Book by J. M. Coetzee
J. M. Coetzee writes the way writing ought to be written. He is spare and economical, and his writing has a moral force for my money unequalled in contemporary writing in English. Slow Man is something of a departure for the usual realist Coetzee, something of a metaphysical mind-bender. Paul Rayment is a 60-year-old who suffers, in the first scene of the book, a bicycle accident, which results in the amputation of his leg; and he begins to fall in love with his private nurse, the hard-headed Croatian Marijana. Eventually novelist Elizabeth Costello (a character in Coetzee’s previous novel of the same name) appears in Paul’s life somewhat mysteriously: either Costello wishes to write a novel, with Paul as the basis for a character in the book; or Paul is in fact a figment of Costello’s literary imagination. In either case, the two don’t get along well: Paul upset at the intrusion of Costello into his life; Costello annoyed by Paul’s unsuitability (cautious, reserved, resigned) as the hero of a novel.

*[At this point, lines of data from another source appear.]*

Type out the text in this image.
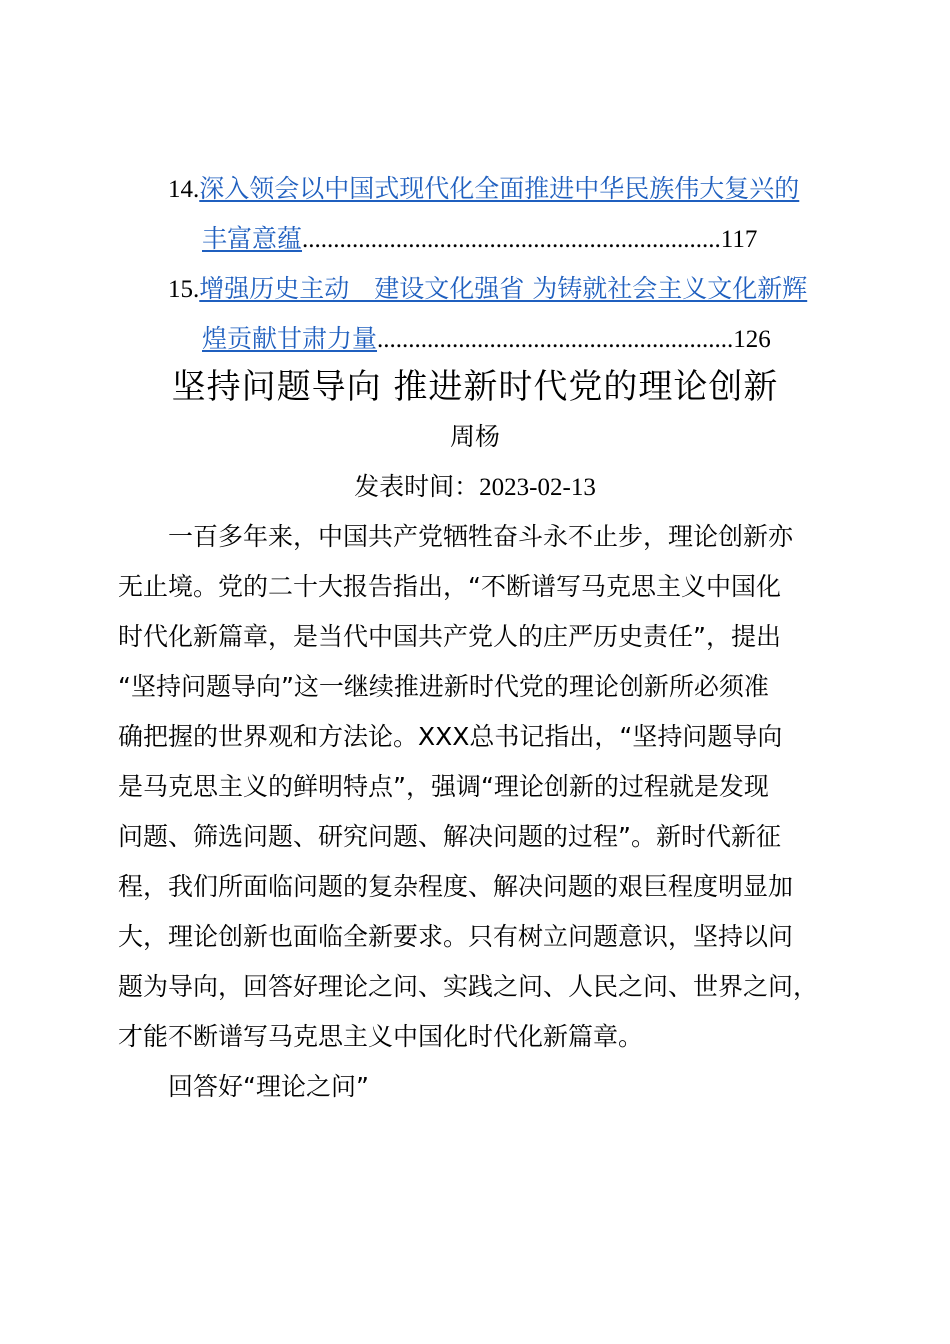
14.深入领会以中国式现代化全面推进中华民族伟大复兴的
丰富意蕴...................................................................117
15.增强历史主动　建设文化强省 为铸就社会主义文化新辉
煌贡献甘肃力量.........................................................126
坚持问题导向 推进新时代党的理论创新
周杨
发表时间：2023-02-13
一百多年来，中国共产党牺牲奋斗永不止步，理论创新亦
无止境。党的二十大报告指出，“不断谱写马克思主义中国化
时代化新篇章，是当代中国共产党人的庄严历史责任”，提出
“坚持问题导向”这一继续推进新时代党的理论创新所必须准
确把握的世界观和方法论。XXX总书记指出，“坚持问题导向
是马克思主义的鲜明特点”，强调“理论创新的过程就是发现
问题、筛选问题、研究问题、解决问题的过程”。新时代新征
程，我们所面临问题的复杂程度、解决问题的艰巨程度明显加
大，理论创新也面临全新要求。只有树立问题意识，坚持以问
题为导向，回答好理论之问、实践之问、人民之问、世界之问，
才能不断谱写马克思主义中国化时代化新篇章。
回答好“理论之问”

As always, Coetzee writes with a moral force, and he packs an enormous amount of weight into his deceptively simple writing. Paul and Elizabeth Costello struggle primarily with mortality, age, and the elusiveness of love; the indifference beauty has for the ugly.
This was a looser novel than most of Coetzees works, not quite the smooth offering of books like Disgrace and Foe. And he’s left his usual territory – South Africa – for Australia, where the questions are of a more intimate and personal nature, rather than the heavy weight of moral history that Coetzee struggles with in other novels.